Lincoln’s Thanksgiving

Lincoln’s famous Thanksgiving Proclamation of October 3, 1863, was drafted by William Seward and signed by Lincoln. The Union’s victories at Gettysburg and Vicksburg lay in the background; the Gettysburg Address was to come the following month.

The proclamation pronounced the last Thursday of November “a day of Thanksgiving and Praise.” In it Seward seems to have reached to capture Lincoln’s thought; the proclamation strikes several Lincolnian themes. A copy of the proclamation signed by Lincoln is accessible online here; Andrew Malcolm sets the proclamation in context here.

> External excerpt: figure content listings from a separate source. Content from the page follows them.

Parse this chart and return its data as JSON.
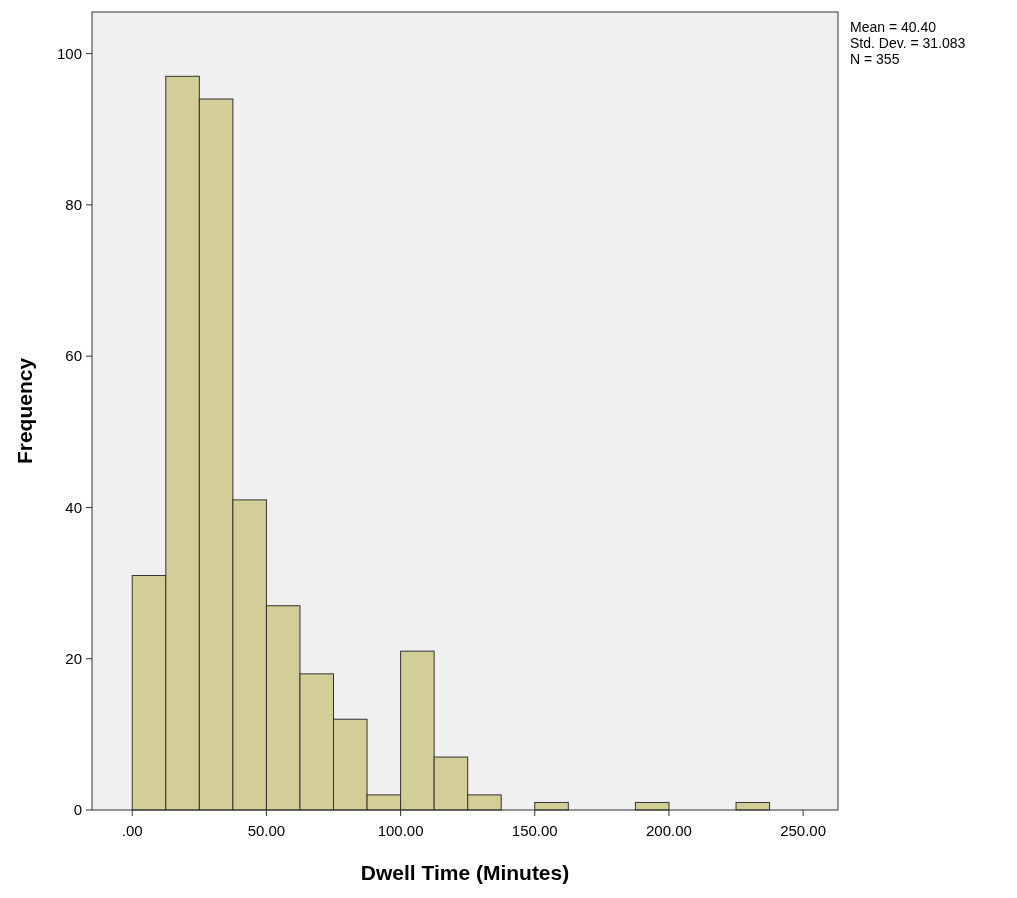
{
  "chart_data": {
    "type": "histogram",
    "xlabel": "Dwell Time (Minutes)",
    "ylabel": "Frequency",
    "bins": [
      0,
      12.5,
      25,
      37.5,
      50,
      62.5,
      75,
      87.5,
      100,
      112.5,
      125,
      137.5,
      150,
      162.5,
      175,
      187.5,
      200,
      212.5,
      225,
      237.5
    ],
    "values": [
      31,
      97,
      94,
      41,
      27,
      18,
      12,
      2,
      21,
      7,
      2,
      0,
      1,
      0,
      0,
      1,
      0,
      0,
      1
    ],
    "color": "#d3ce97",
    "xlim": [
      -15,
      263
    ],
    "xticks": [
      {
        "value": 0,
        "label": ".00"
      },
      {
        "value": 50,
        "label": "50.00"
      },
      {
        "value": 100,
        "label": "100.00"
      },
      {
        "value": 150,
        "label": "150.00"
      },
      {
        "value": 200,
        "label": "200.00"
      },
      {
        "value": 250,
        "label": "250.00"
      }
    ],
    "ylim": [
      0,
      105.5
    ],
    "yticks": [
      0,
      20,
      40,
      60,
      80,
      100
    ],
    "grid": false,
    "annotations": [
      "Mean = 40.40",
      "Std. Dev. = 31.083",
      "N = 355"
    ]
  }
}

Lincoln proclaims: “It has seemed to me fit and proper that [the gracious gifts of the most high God] should be solemnly, reverently and gratefully acknowledged as with one heart and one voice by the whole American People.” Yet the proclamation closes with a move beyond gratitude toward repentance and charity: “And I recommend to [all Americans] that while offering up the ascriptions justly due to Him for such singular deliverances and blessings, they do also, with humble penitence for our national perverseness and disobedience, commend to His tender care all those who have become widows, orphans, mourners or sufferers in the lamentable civil strife in which we are unavoidably engaged, and fervently implore the interposition of the Almighty Hand to heal the wounds of the nation and to restore it as soon as may be consistent with the Divine purposes to the full enjoyment of peace, harmony, tranquillity and Union.”